Explicação em má ocasião

 

Contaram-me primeiro como uma anedota no “Procópio” bar antro de políticos, artistas, baladeiros e jornalistas à procura de novidades do recente 25 de Abril, mas depois confirmado pelo então aspirante a oficial miliciano do Regimento de Lanceiros 2 (Polícia Militar) – a que eu também pertenci – Chico Portas como tendo sido verdadeiro, mas difícil de acreditar. Na tropa e sobretudo na cavalaria – mesmo com cavalos de carne e osso e dos da potência dos motores de combustão – tudo é possível; eu que o diga porque o vivi.


 

Adiante. A ocorrência começou em frente ao Quartel-General do Governo Militar de Lisboa. Ao tempo instalado estava ali instalado no Palácio Vilalba no largo São Sebastião da Pedreira. Era o dia 12 de Maio e a cidade continuava a fervilhar, o povo saía à rua, havia greves por tudo o que era sitio, ninguém sabia onde estava a autoridade ou se sabia ignorava-a alegre e insolentemente. Eram as sequelas da maravilhosa revolução cujo preço haveria de ser pago, sim, mas lá para as calendas gregas…

 

O Chico Portas estava de Oficial de Serviço pois o Oficial de Dia, o capitão Justino Rodrigues que passara a noite acordado dormia agora o sono dos justos (num aparte, quando envergava o uniforme sempre me parece um contrassenso um oficial e dia trabalhar à noite…) e estava a ler A Montanha Negra do Rex Stout criador dessas figuras sublimes do romance policial Nero Wolf e o seu ajudante Archie Goodwhin. Mais uma adenda: ambos somos doidos pelos policiais…

  

Inesperada foi a entrada duma sentinela um tanto açodada que lhe pediu para se deslocar à parada pois tinha acabado de acontecer uma bronca fodida! “Alguém morreu?” perguntou Portas já empunhando a Walter regulamentar.
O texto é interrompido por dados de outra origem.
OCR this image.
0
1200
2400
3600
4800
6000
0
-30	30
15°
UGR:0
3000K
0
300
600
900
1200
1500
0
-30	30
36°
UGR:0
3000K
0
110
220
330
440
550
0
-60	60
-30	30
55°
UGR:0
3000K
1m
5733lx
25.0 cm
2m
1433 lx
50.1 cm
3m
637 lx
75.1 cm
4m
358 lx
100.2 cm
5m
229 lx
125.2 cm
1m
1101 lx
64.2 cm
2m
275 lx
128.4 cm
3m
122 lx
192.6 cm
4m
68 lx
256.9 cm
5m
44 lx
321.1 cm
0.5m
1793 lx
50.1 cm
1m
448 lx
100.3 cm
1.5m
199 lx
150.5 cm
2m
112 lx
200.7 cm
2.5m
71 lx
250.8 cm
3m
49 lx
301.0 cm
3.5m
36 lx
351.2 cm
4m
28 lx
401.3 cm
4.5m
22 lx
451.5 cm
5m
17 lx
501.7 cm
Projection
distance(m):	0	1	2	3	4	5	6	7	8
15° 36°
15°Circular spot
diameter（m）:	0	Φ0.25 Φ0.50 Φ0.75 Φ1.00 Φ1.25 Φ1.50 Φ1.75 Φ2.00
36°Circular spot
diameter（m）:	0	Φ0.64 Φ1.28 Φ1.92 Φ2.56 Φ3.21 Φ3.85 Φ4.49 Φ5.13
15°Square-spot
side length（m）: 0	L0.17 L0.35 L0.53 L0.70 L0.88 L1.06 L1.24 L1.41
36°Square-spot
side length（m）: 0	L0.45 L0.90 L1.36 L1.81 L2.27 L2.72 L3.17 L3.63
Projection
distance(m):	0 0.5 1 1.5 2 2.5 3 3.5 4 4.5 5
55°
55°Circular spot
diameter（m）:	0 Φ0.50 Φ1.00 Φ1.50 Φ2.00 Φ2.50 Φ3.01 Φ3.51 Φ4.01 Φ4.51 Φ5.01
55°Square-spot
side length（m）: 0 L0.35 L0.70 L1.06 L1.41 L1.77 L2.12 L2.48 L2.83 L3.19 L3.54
E a praça que nem tinha feto a continência devida: #Não, meu aspirante, nada disso, mas quase!”

 

E foram-se ambos. No meio da parada, entre uns quantos soldados, dois furriéis milicianos e um primeiro-sargento, encontrava-se um civil bastante abananado, cheio de nódoas negras, arranhões, olhos intumescidos, cabelo esgrouviado, resumindo, uma lástima resultante duma valentíssima carga de porrada. Portas, horrorizado, estacou e dirigiu-se ao sargento, o mais qualificado e superior hierárquico naquela trama:

 


“Sargento Malaquias pode dizer-me exactamente o que se passou e qual a razão por que este civil está neste estado?” Daniel Malaquias continentou deu um passo em frente (os detalhes usados pelo oficial chegavam a ser comoventes…) e disparou: “Saiba vossa senhoria meu aspirante que eu acabei de chegar aqui e portanto do que antes sucedeu esta completa e absolutamente in albis. Talvez o soldado 18674/57 que deteve o civil possa dar melhor esclarecimento. E mais não digo, porque mais não    a  posso dizer.” Bateu os calcanhares, fez a continência, e à ordem de “à vontade!” do Portas deu meia volta um passo atrás e ficou-se. No entanto e ainda segundo o Chico Portas pareceu-lhe impante com o latinório in albis.

 

O 18674/57, de seu nome Arlindo Silva (quantos Silvas haverá neste país plantado á beira mar como escreveu em meados do século XIX o poeta Tomás Ribeiro?) não teve qualquer problema quanto ao contar da estória de forma perfeitamente apreensível – o que deixou todos os presentes bem dispostos excepto o civil Edmundo Barrigas.

 

Fora assim, segundo o bravo Arlindo: “Acabava de render um camarada, o 13492/57, o “Pintas” de Oleiros, quando vi chegar este civil (que depois soube que se chamava Barrigas) conduzindo um carrinho de mão tapado com uma lona. Nos tempos que correm os nossos oficiais e não só, têm-nos alertado para os perigos do que nos pareçam suspeitos. Por isso chamei para junto a mim o gabiru.”

 

“Homem prevenido… Perguntei-lhe o que levava no carrinho e ele pareceu hesitar. Engatilhei a Mauser e repeti a pergunta. Aí o sacana respondeu-me: é uuummmaaa booommmbbbaaa…” A assistência que já sabia da conclusão do que ocorrera soltou as gargalhadas que militarmente conseguira reter.

 

“Nem esperei por mais, afinfei-lhe a primeira coronhada, seguida dumas estaladas no focinho enquanto bradava Ás armas! Acorreram mais camaradas e levámos o homem e o carrinho para dentro onde mais gajada molhou a sopa e eu destapei o carrinho. Surpresa: era uma bomba sim, mas daquelas de tirar água dum poço!..”

 

Enquanto se foi buscar a caixa dos primeiros socorros para tratar o Barrigas o Portas condoído perguntou-lhe pondo-lhe a sua mão direita no ombro dele: “Mas porque raio de razão o senhor não disse logo à sentinela o que levava no carrinho?”  E ele já pintado de mercurocromo e tintura de iodo e pontuado de pensos Band-Aid gaguejando: “Ssseee eeuu diiisseeessseee booommmbbaaa já não diziaaa águuuaaa…”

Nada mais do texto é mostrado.